LMAO @ MISTY KNIGHT & ITZYAGURRRL, GBR… HE-LARRY-US!!!!!!
It’s one thing to make a video for personal entertainment purposes, but to actually post it, WOW! *FAIL*
…wait did her daddy just come in the room????
gurl plz delete dis ASAP DIS IZ TU MUCH OF AN EMBARRASSMENT TU YUR PARENTS ESPECIALLY YUR FATHER WHAT IZ HE GONNA SAY WHEN HE SEE DIS WELL DAMN PRADA
guuul how much for lessons? LOOK OUT BEYONCE U GOT SOME COMPETITION GURL!
iCant! iCant! iCant!
Those brillo pads in her armpits just killed me softly.
And where was she? At Penny Woods’ social worker’s office???
see…………….*sigh*……….what?…………….why?………..I STILL BLAME BEYAKI!!!LOL
i could only stomach 19 seconds of this MESS.
GOD,IF I WATCHED IT ANY LONGER MY FACE WOULD HAVE MELTED LIKE THAT DUDE IN RAIDERS OF THE LOST ARC.
These are the last days.
I uh..I watched it. And honestly, if grandpa coming in to ask her to turn it down didnt shame her into oblivion I dont know what WE can do for her. All’s I wanna know is who was she tryin to look casual for and WHY was she staring at the ceiling like she didnt know the camera was there…did she dedicate this one to the saints?
What I want to know is why she was showing off that gut throughout the whole video. Her progressively worse dancing and “Stripping” made it worse. I only got through about a minute but then I saw her grandad came in so I had to see that LOL
I. Can’t. Just disturbing and… uh… *vomits* … sickening.

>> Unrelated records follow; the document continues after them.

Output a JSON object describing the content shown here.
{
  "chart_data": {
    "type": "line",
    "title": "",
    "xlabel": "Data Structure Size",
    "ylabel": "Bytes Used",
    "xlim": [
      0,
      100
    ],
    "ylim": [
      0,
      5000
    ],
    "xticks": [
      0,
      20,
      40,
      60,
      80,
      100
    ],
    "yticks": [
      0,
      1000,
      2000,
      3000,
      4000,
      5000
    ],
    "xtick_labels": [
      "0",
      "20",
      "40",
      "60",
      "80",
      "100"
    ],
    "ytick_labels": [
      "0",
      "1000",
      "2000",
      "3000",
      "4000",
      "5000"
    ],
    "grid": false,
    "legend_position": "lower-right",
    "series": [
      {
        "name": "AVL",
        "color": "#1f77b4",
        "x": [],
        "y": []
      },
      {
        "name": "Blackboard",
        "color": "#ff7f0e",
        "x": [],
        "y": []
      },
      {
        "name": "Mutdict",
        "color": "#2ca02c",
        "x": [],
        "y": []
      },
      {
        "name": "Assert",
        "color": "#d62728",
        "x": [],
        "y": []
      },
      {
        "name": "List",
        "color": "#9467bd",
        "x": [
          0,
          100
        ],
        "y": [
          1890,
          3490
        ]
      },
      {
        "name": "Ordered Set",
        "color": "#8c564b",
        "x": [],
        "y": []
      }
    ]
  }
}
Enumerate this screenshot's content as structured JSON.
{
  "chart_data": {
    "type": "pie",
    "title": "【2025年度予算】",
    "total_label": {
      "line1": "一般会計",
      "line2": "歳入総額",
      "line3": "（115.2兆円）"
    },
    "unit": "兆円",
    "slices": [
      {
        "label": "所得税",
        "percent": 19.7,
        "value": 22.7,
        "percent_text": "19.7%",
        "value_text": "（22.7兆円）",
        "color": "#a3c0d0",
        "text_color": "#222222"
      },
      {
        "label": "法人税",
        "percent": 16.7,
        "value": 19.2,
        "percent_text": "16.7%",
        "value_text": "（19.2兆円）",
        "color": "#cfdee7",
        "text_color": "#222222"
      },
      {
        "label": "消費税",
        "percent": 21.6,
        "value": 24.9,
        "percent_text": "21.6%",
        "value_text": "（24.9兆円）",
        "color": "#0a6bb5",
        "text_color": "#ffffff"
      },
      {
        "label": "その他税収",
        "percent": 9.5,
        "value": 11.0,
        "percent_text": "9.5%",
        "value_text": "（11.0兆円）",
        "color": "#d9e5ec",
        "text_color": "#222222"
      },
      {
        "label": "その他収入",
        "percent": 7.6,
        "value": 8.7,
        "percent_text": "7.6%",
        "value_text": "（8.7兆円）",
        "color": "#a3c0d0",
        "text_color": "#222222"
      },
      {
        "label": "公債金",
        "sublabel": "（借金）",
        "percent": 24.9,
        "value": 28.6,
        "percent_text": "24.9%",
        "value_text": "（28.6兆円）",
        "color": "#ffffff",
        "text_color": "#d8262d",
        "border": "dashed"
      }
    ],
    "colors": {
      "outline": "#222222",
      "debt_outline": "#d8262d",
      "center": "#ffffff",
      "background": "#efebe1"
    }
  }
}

if you would only give me five…. TEN minutes. I cold doll this bitch up just right and then push her down a flight of stairs. Trust me the stairs are necessary. They will keep her from ever trying to dance again.
She’s mentally disabled, right? she’s got the fetal alcohal syndrome eyes the cromag forehead. Shaking her ass in her dad’s home office while unashamed when she’d busted. And had the nerve to finish dancing. She’s got to be special. Them armpits were killin it.
I have a list……
1. The bad weave…Looks like someone glued black construction paper to her head and ran over it with scissors.
2. Those teeth….She looks like she had one too many chocolate bars.
3. The after-baby belly….enough said.
4. Did she just stop to take her pants off???? *gag*
5. The stopping and starting of “dancing” to rearrange her camera.
6. Apparently, her dancing in this room is not new because the room looks like it smells like boiled ass and pork rinds.
7. She dances for the old man because he was not startled at the site.
8. The sitting down on the desk to pat her weave was an obvious attempt for a break.
9. The popping her “booty” that looked like she was tryna flip those flapjacks…I’m sorry, “breasts” over.
and finally number 10.
Climbing on top of a table to demonstrate what NOT to do on a HoodTube video.
Women. Please save the children from Friday Fuckery.